CACCINI, Giulio, detto Giulio Romano
Musicista, nato a Roma verso il 1550, morto a Firenze il 10 dicembre 1618.
A Roma fu iniziato alla musica dal fiorentino Scipione della Palla, cantore celebre quanto oscuro compositore, il quale lo addestrò nel canto e, probabilmente, nel liuto. Quanto al contrappunto, il C. nulla ci riferisce circa i proprî studî, se non d'aver egli atteso a tale pratica durante un tempo lunghissimo. Certo gli angusti procedimenti delle pagine corali dell'Euridice ci inducono a ritenere che l'estro nuovo e intimamente monodico del giovane cantore non abbia consentito una vera assimilazione delle ricchezze musicali della grande polifonia cinquecentesca. Egli doveva piuttosto, per la sua natura come per l'educazione ricevuta, esser tratto fin dai suoi anni romani a pregiare nelle composizioni contrappuntistiche, più che i valori intrinseci del discorso polifonico gli eventuali valori d'espressione od anche d'effetto vocale propri di questa o di quella parte concertante, riassumendo il lirismo del concerto in quello della parte singola. Così che nel passaggio del 1564 da Roma a Firenze, la formazione dell'artista si veniva svolgendo per una via continua e diritta. A Firenze egli entra, quale musico di corte, nel pieno fervore della vita intellettuale del tempo, dovendo dare opera alle feste ed alle rappresentazioni d'intesa coi più illustri poeti, artisti e letterati, quali - oltre i Medici stessi - lo Strozzi, il Galilei, il Bardi, E. del Cavaliere, il Corsi e poi il Rinuccini ed il Chiabrera, uomini tali da contribuire efficacemente all'orientamento del giovane verso un gusto più nobile e verso le idee umanistiche proprio allora rivolte alla musica dallo studio di Aristotele, Aristosseno e Tolomeo che nel 1562 erano stati tradotti e divulgati. Così il C. va formandosi; ma per molti anni, dal 1564 al 1579, della sua attività non si ha notizia.

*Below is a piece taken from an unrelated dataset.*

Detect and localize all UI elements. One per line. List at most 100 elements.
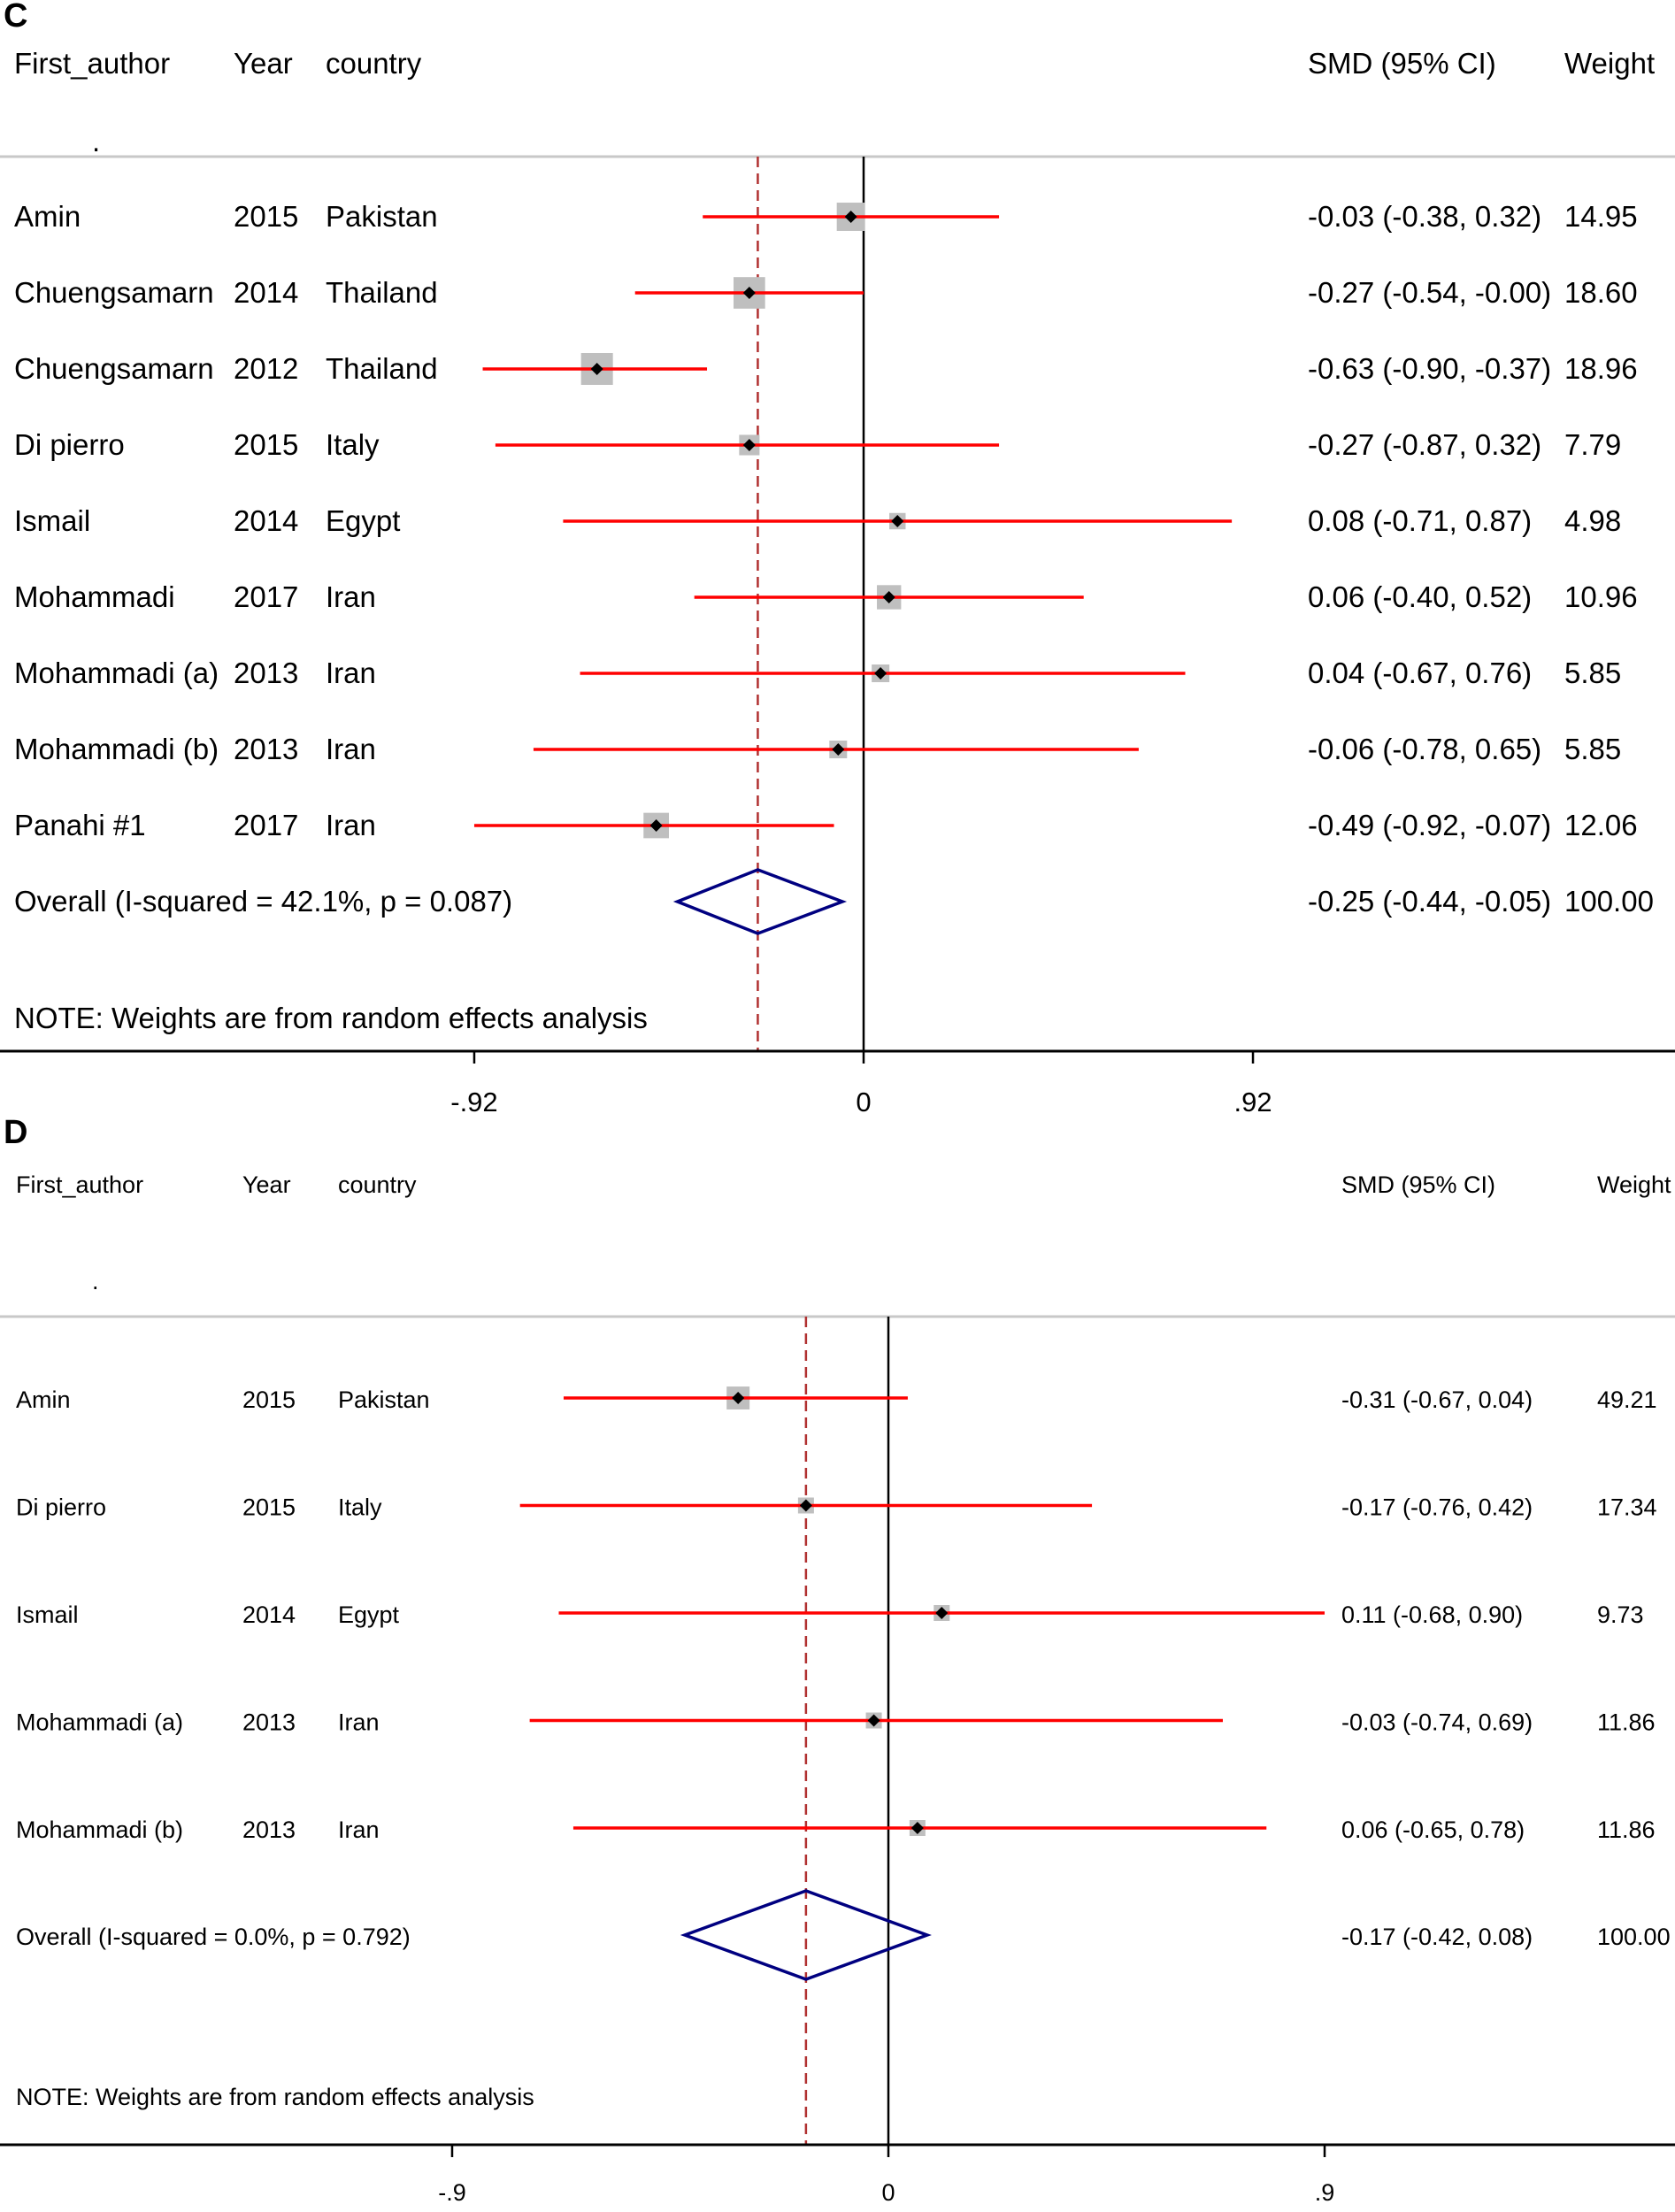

E del resto, durante un periodo di più che trent'anni, l'intervento del C. nelle grandi solennità musicali della corte medicea, quando non si restringe al compito di cantore, non oltrepassa i limiti d'una semplice collaborazione. Alla musica de Le maschere d'Amazzoni, allestita nel 1579 in occasione delle nozze di Francesco I de' Medici con Bianca Cappello, il C. lavora con Piero Strozzi, Alessandro Striggio e un maestro quale Claudio Merulo: la sua partecipazione non doveva quindi ottenere grande attenzione; la sua arte di cantore ebbe invece modo di spiegarsi in un intermedio composto dallo Strozzi.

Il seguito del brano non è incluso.